The NPWT with instillation therapy continued for one week. The patient then went back to the OR for further debridement and partial closure of the amputation site (figure 4). He was discharged to home on IV ceftriaxone and traditional Vacuum Assisted Closure (VAC therapy, KCI) therapy. The patient followed an uneventful postoperative course. I discontinued VAC therapy after two weeks (figure 5) and proceeded with traditional wound care and subsequent applications of Apilgraf (Organogenesis) (figure 6).
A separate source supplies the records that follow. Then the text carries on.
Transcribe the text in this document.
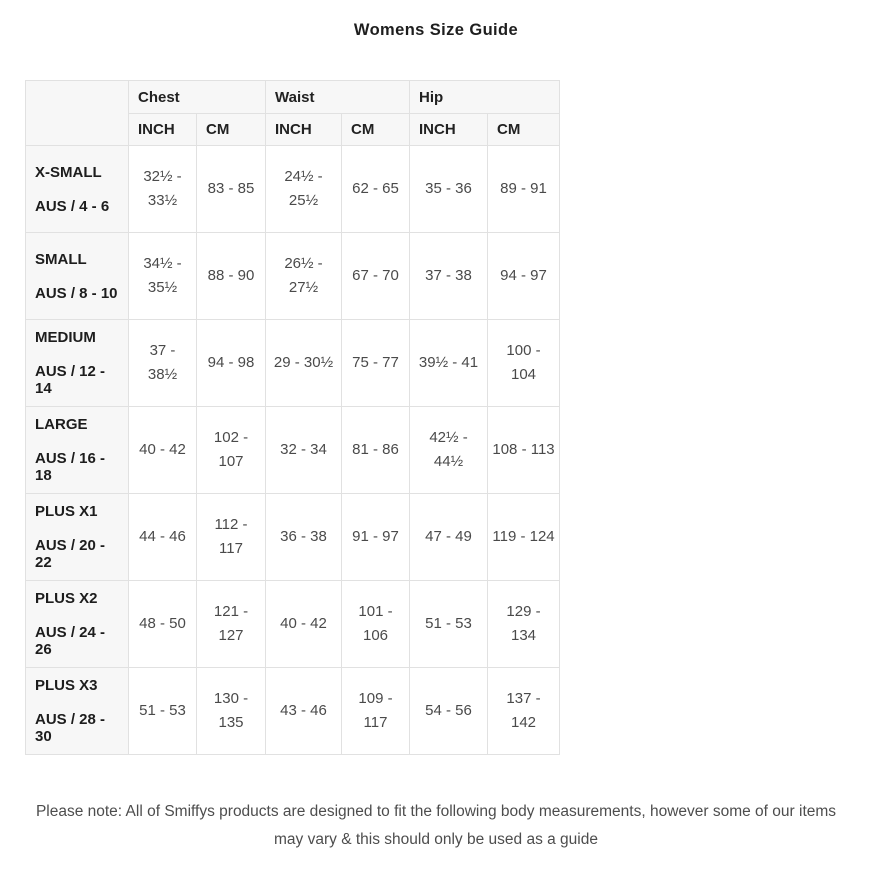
Womens Size Guide
	Chest		Waist		Hip	
	INCH	CM	INCH	CM	INCH	CM

X-SMALL
AUS / 4 - 6	32½ - 33½	83 - 85	24½ - 25½	62 - 65	35 - 36	89 - 91

SMALL
AUS / 8 - 10	34½ - 35½	88 - 90	26½ - 27½	67 - 70	37 - 38	94 - 97

MEDIUM
AUS / 12 - 14	37 - 38½	94 - 98	29 - 30½	75 - 77	39½ - 41	100 - 104

LARGE
AUS / 16 - 18	40 - 42	102 - 107	32 - 34	81 - 86	42½ - 44½	108 - 113

PLUS X1
AUS / 20 - 22	44 - 46	112 - 117	36 - 38	91 - 97	47 - 49	119 - 124

PLUS X2
AUS / 24 - 26	48 - 50	121 - 127	40 - 42	101 - 106	51 - 53	129 - 134

PLUS X3
AUS / 28 - 30	51 - 53	130 - 135	43 - 46	109 - 117	54 - 56	137 - 142
Please note: All of Smiffys products are designed to fit the following body measurements, however some of our items
may vary & this should only be used as a guide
Necrotizing fasciitis requires a multidisciplinary approach to treatment. In this case, internal medicine, infectious disease, radiology and podiatric surgery staff provided rapid diagnosis and early surgical intervention. Improved technology, such as installation therapy together with NPWT, allowed this patient to recover and return to normal life.
Dr. Davidson is in private practice with Podiatry Affiliates, PC, in New York State. He is a Diplomate of the American Board of Podiatric Surgery, a Diplomate of the American Board of Podiatric Medicine, and a Fellow of the American Academy of Podiatric Sports Medicine.